An adult razor clam being prepared for transport back to the University of Alaska Fairbanks for molecular testing from Nikiski. (Photo/Courtesy/Marina Washburn)

There won’t be any clamming, whether sport or personal, on the Cook Inlet side of the Kenai Peninsula in 2019.

The Alaska Department of Fish and Game is closing all eastside beaches of the Kenai Peninsula again through all of 2019 to encourage population recovery.

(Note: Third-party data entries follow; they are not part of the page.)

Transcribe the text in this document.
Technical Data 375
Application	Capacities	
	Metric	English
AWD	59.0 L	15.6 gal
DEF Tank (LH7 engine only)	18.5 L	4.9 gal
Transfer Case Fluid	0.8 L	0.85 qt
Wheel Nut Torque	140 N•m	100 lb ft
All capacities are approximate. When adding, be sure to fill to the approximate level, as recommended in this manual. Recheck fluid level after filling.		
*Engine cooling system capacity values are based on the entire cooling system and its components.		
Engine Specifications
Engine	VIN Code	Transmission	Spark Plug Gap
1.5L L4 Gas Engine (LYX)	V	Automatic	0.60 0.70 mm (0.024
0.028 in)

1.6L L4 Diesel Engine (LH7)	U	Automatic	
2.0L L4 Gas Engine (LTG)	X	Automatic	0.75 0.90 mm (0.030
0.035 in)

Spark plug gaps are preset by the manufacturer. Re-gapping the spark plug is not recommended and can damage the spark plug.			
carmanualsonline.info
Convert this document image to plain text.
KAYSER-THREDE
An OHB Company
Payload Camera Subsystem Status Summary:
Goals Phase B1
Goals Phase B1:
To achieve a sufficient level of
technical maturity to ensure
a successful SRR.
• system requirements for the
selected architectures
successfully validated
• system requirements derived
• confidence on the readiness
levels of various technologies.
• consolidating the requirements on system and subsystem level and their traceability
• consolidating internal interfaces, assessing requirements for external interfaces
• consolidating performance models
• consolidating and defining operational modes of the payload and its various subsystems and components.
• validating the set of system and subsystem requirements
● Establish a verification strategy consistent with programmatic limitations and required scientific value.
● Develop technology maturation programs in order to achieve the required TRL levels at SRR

“From 2009-2015, eastside Cook Inlet razor clams experienced poor recruitment of juvenile sized razor clams and a high natural mortality rate of mature sized razor clams, which both resulted in a significant decline in abundance leading to the closure of the fishery,” according to a press release from Alaska Department of Fish and Game.

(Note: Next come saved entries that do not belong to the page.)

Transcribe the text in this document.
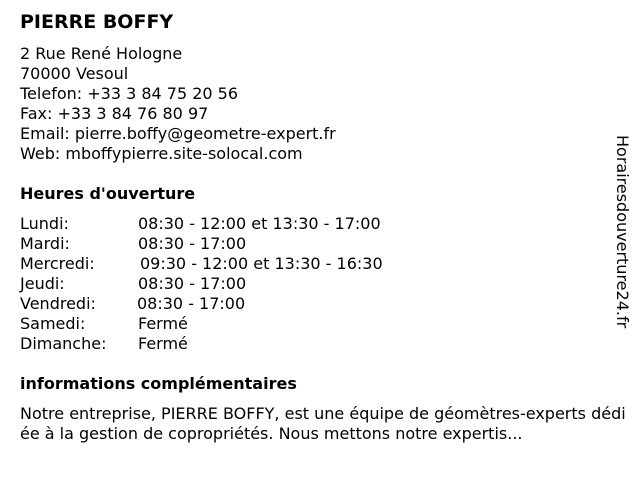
PIERRE BOFFY
2 Rue René Hologne
70000 Vesoul
Telefon: +33 3 84 75 20 56
Fax: +33 3 84 76 80 97
Email: pierre.boffy@geometre-expert.fr
Web: mboffypierre.site-solocal.com
Heures d'ouverture
Lundi:	08:30 - 12:00 et 13:30 - 17:00
Mardi:	08:30 - 17:00
Mercredi:	09:30 - 12:00 et 13:30 - 16:30
Jeudi:	08:30 - 17:00
Vendredi:	08:30 - 17:00
Samedi:	Fermé
Dimanche: Fermé
informations complémentaires
Notre entreprise, PIERRE BOFFY, est une équipe de géomètres-experts dédiée à la gestion de copropriétés. Nous mettons notre expertis...
Horairesdouverture24.fr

The closure goes from the mouth of the Kenai River to the sourthernmost tip of the Homer Spit.

Closures date back to 2014, when the razor clam population plummeted for unknown reasons. A combination of heavy surf, habitat changes, environmental stressors and predation may have played a role in the decline, according to Fish and Game.

“Eastside razor clam populations are beginning to rebuild, but uncertainties remain if it will continue into 2019,” according to the release. “Razor clam abundance surveys are scheduled for the spring of 2019 on Ninilchik and Clam Gulch beaches to assess abundance of juvenile and mature sized razor clams, recruitment to the beach and mature size, annual growth, natural mortality, and potential harvest opportunity.”

Recreational razor clamming on the west side of Cook Inlet is not affected by the closure.